Outpatient Facility Coding Alert

Procedures:

Hospital Facilities Build Bone Density Claims on 3 Tips

Know when you can legitimately report 77080.

The restrictions Medicare sets for bone density tests can keep even the most conscientious coders guessing about whether they’ve met the medical necessity and frequency guidelines. Our experts offer real-world advice that will keep you on track and strengthen your chances of success.

Scenario: Your physician orders an axial skeleton DXA for an estrogen-deficient female patient at risk for osteoporosis. (Dual-energy x-ray absorptiometry (DXA) is the gold standard for measuring bone density.) You should report 77080 (Dual-energy X-ray absorptiometry [DXA], bone density study, 1 or more sites; axial skeleton [e.g., hips, pelvis, spine]) with diagnosis V82.81 (Special screening for osteoporosis).

ICD-10 tip: When your diagnosis coding system changes to ICD-10 in 2014, V82.81 will become Z13.820 (Encounter for screening for osteoporosis).

Tip 1: Gather the Supporting Documentation

Documentation for the bone scan must include an order from a physician or qualified non-physician practitioner and an interpretation of the test results (Medicare Benefit Policy Manual, Chapter 15, Section 80.5.4).

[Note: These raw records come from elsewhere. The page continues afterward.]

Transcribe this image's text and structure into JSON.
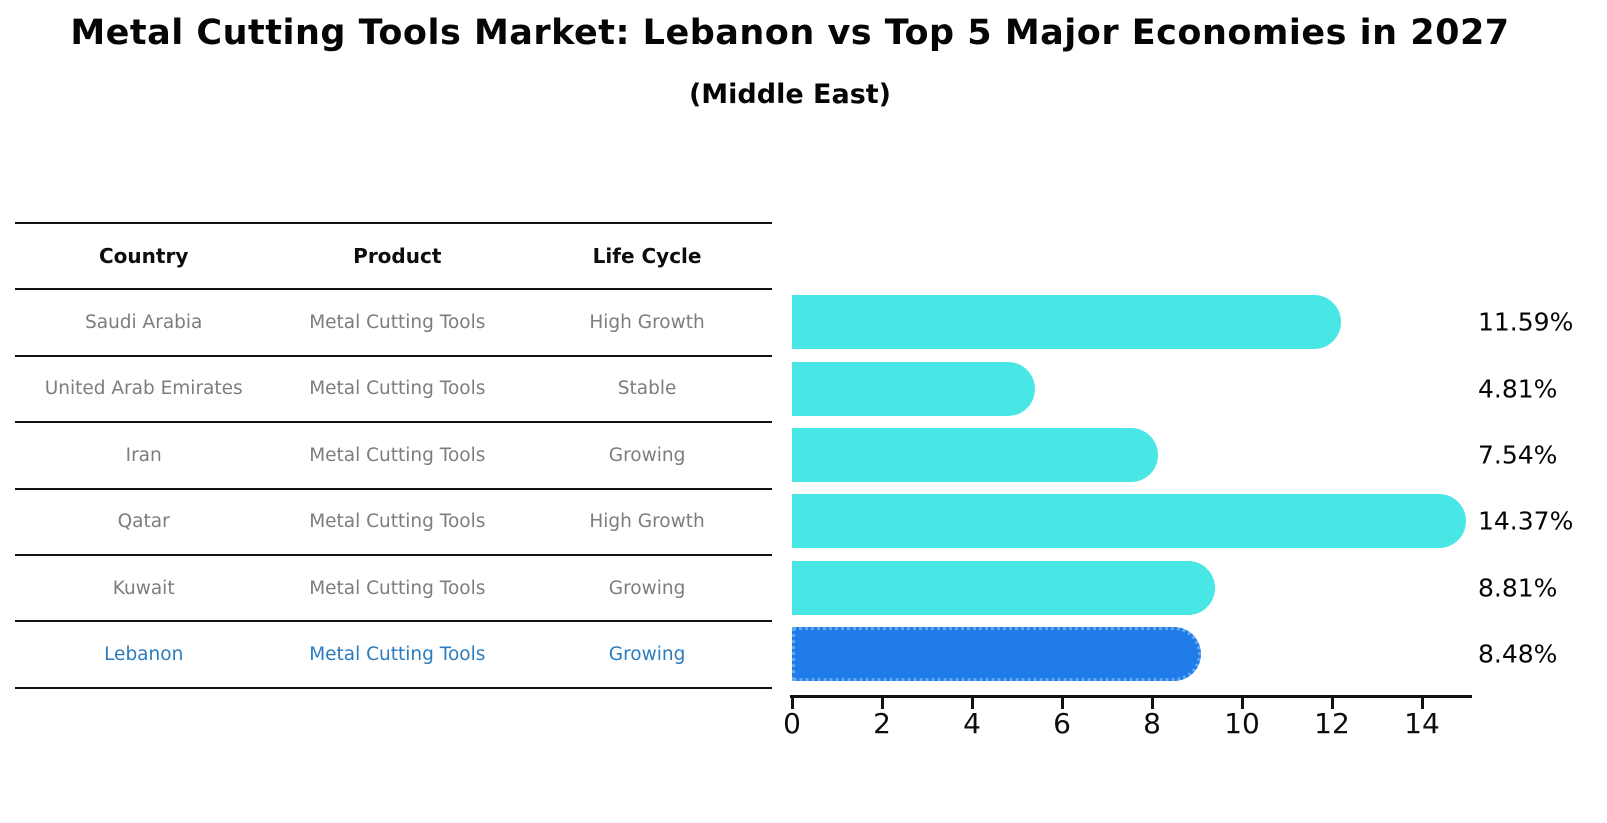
{
  "title": "Metal Cutting Tools Market: Lebanon vs Top 5 Major Economies in 2027",
  "subtitle": "(Middle East)",
  "table": {
    "headers": [
      "Country",
      "Product",
      "Life Cycle"
    ],
    "rows": [
      {
        "country": "Saudi Arabia",
        "product": "Metal Cutting Tools",
        "life_cycle": "High Growth",
        "highlight": false
      },
      {
        "country": "United Arab Emirates",
        "product": "Metal Cutting Tools",
        "life_cycle": "Stable",
        "highlight": false
      },
      {
        "country": "Iran",
        "product": "Metal Cutting Tools",
        "life_cycle": "Growing",
        "highlight": false
      },
      {
        "country": "Qatar",
        "product": "Metal Cutting Tools",
        "life_cycle": "High Growth",
        "highlight": false
      },
      {
        "country": "Kuwait",
        "product": "Metal Cutting Tools",
        "life_cycle": "Growing",
        "highlight": false
      },
      {
        "country": "Lebanon",
        "product": "Metal Cutting Tools",
        "life_cycle": "Growing",
        "highlight": true
      }
    ]
  },
  "chart_data": {
    "type": "bar",
    "orientation": "horizontal",
    "title": "Metal Cutting Tools Market: Lebanon vs Top 5 Major Economies in 2027",
    "subtitle": "(Middle East)",
    "categories": [
      "Saudi Arabia",
      "United Arab Emirates",
      "Iran",
      "Qatar",
      "Kuwait",
      "Lebanon"
    ],
    "values": [
      11.59,
      4.81,
      7.54,
      14.37,
      8.81,
      8.48
    ],
    "value_labels": [
      "11.59%",
      "4.81%",
      "7.54%",
      "14.37%",
      "8.81%",
      "8.48%"
    ],
    "xlabel": "",
    "ylabel": "",
    "xlim": [
      0,
      15.1
    ],
    "x_ticks": [
      0,
      2,
      4,
      6,
      8,
      10,
      12,
      14
    ],
    "grid": false,
    "legend": false,
    "highlight_index": 5,
    "highlight_style": "dotted-border"
  },
  "colors": {
    "bar": "#48e7e5",
    "highlight_bar": "#1f7ce8",
    "highlight_border": "#63a9ef",
    "highlight_text": "#2b7cbf",
    "table_text": "#7d7d7d",
    "ink": "#0d0d0d"
  }
}
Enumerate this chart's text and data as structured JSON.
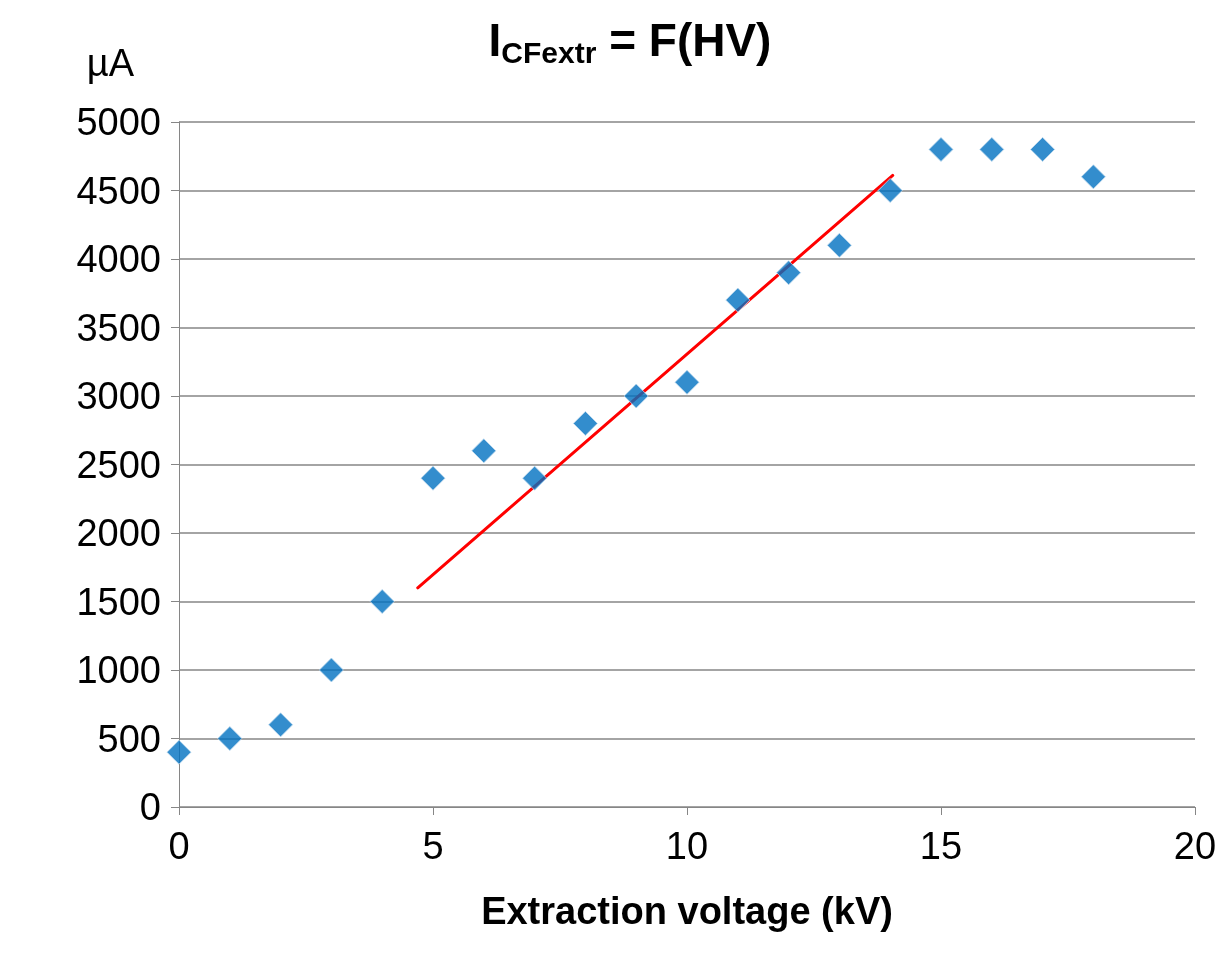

Signing the machine printout doesn’t count as an interpretation.

The physician also needs to document a complete diagnosis, says Kent Moore, senior strategist for physician payment at the American Academy of Family Physicians in Leawood, Ks. Medicare doesn’t offer a national list of covered ICD-9 codes, but it does state that an individual qualifies for coverage when she meets one of these conditions:

·         is estrogen-deficient and at risk for osteoporosis

·         is being monitored for FDA-approved osteoporosis drug efficacy has been diagnosed by x-ray with osteoporosis, osteopenia, or vertebral fracture

·         is receiving glucocorticoid therapy greater than or equal to 7.5 mg of prednisone per day for more than three months or has primary hyperparathyroidism.

Check your payer's local coverage determination (LCD) for the specific ICD-9 codes it says support medical necessity. For example, Aetna lists several diagnoses that may prove medical necessity, such as 627.2 (Symptomatic menopausal or female climacteric states) and 733.90 (Disorder of bone and cartilage, unspecified).

ICD-10 change: Diagnosis 627.2 will become N95.1 (Menopausal and female climacteric states) under ICD-10. Code733.90 will become M89.9 (Disorder of bone, unspecified) and M94.9 (Disorder of bone and cartilage, unspecified). You’ll choose the appropriate code based on whether the physician includes documentation of affected bone, or affected bone and cartilage.

Tip 2: Go With Documented Diagnosis

Only report the documented diagnosis — never choose a diagnosis simply because you know you’ll get paid for it.

Remember: You should always code results to the highest level of specificity. For example, for a woman who is postmenopausal and not taking hormones, you should report V49.81 (Asymptomatic postmenopausal status [age-related] [natural]).

ICD-10 check: When you begin coding with ICD-10, V49.81 will become Z78.0 (Asymptomatic menopausal state).

Tip 3: Get the Frequencies Straight

Medicare will pay for bone mass measurements on qualified individuals every two years.

Translation: Every two years means “at least 23 months have passed since the month” of the last bone mass measurement (Medicare Benefit Policy Manual, Chapter 15, Section 80.5.5). Medicare does offer exceptions to this frequency rule. Payers may consider more frequent DXA scans when medically necessary under either of these circumstances:

·         you're monitoring a patient on glucocorticoid therapy for more than three months

·         you need a baseline measurement to monitor a patient who had an initial test using a different technique (such as sonometry) than the one you want to use to monitor the patient (such as densitometry).